Ты царь, живи один / Искусство и культура / Художественный дневник / Театр
Ты царь, живи один
/ Искусство и культура / Художественный дневник / Театр
Чеховский фестиваль открылся спектаклем Джеймса Тьере «Рауль»
Пока публика собирается — сцену закрывают странно скрещенные мачты, подвисшие, уставшие, чуть запачканные паруса. Только погаснет свет — мгновенно поднимутся и развернутся реи, полотнища, ограничивая площадку, образуют «белый кабинет». А посреди сцены обнаружится здоровенный шалаш из металлических палок, тряпок (в том числе явный фрагмент торжественно-красного театрального занавеса) и просто мусора. Это место обитания главного и единственного героя.
То есть у Джеймса Тьере, что поставил и сам сыграл этот спектакль, есть занимающиеся техникой помощники и есть двойник, пару раз подменяющий актера (публика ахает — ой, он только что был здесь, как это он вон там очутился). Все это целая труппа, парижская «Компания Майского Жука». Но герой здесь один, он живет на необитаемом острове и разговаривает разве что с приплывающей навестить его рыбой.
Остров этот, разумеется, не буквален — он может быть и в обычной городской квартире. Все под рукой — граммофон, любимое кресло и железный бак, в котором хранятся все необходимые вещи. Дом-шалаш одушевлен (может вдруг крупно задрожать — хозяин ласково погладит по стенке, успокоит), а если все же вдруг требуется компания — заявится в гости гигантская рыбина (фантастическое создание метра три длиной, внутри которого, как выясняется в финале, лежит человек и управляет виртуозными разворотами симпатичной твари) и с хозяином поспорит. Не как человек, а как, например, щенок, которому надо объяснять, где границы дома и участка, что можно и что нельзя.

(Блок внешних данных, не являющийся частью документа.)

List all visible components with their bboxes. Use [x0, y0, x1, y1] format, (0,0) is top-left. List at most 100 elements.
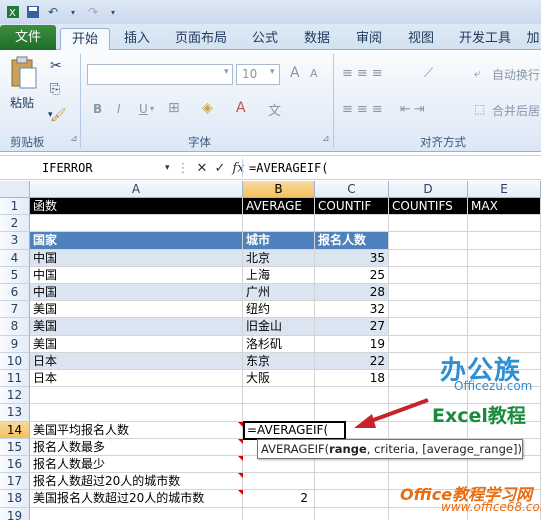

И никто больше не нужен. «Рауль» — спектакль о том, как поэт создает свой мир вне какого-либо общества. В этом мире колышутся огромные медузы, навещает отшельника повиливающий хвостиком тряпочный слон, и всегда звучит хорошая музыка. В нем, если поэт приставит трубу граммофона к груди, будет правильно бухать сердце, а если передвинет эту трубу существенно ниже пупка — вдруг раздастся птичий щебет, и поэт слегка смутится. В нем есть и трюки (герой вдруг взмывает в воздух так легко, как не обеспечит ни одна страховая веревка), и их разоблачение — нам тут же показывают, как этот полет сотворен, но, даже уже видя весь механизм, мы следим глазами только за кувыркающейся в воздухе фигурой. Но в любом случае трюки здесь не главное.
Главное для «нового цирка» (а это жанр представления) — чистая поэзия и древние клоунские гэги (герой шебуршал в баке, что-то разыскивая; закрыл бак — а там что-то продолжает шебуршать). Нет сомнений, что и лирический дар, и дар комический достались Тьере от деда — Чарли Чаплина; впрочем, талант ни на одном поколении в этой семье не отдохнул — всех животных на сцене сотворила мама постановщика (и дочь Чаплина) Виктория Чаплин-Тьере. Кстати, с 3 по 5 июня на том же Чеховском фесте можно будет увидеть поставленный именно ею спектакль «Шепот стен».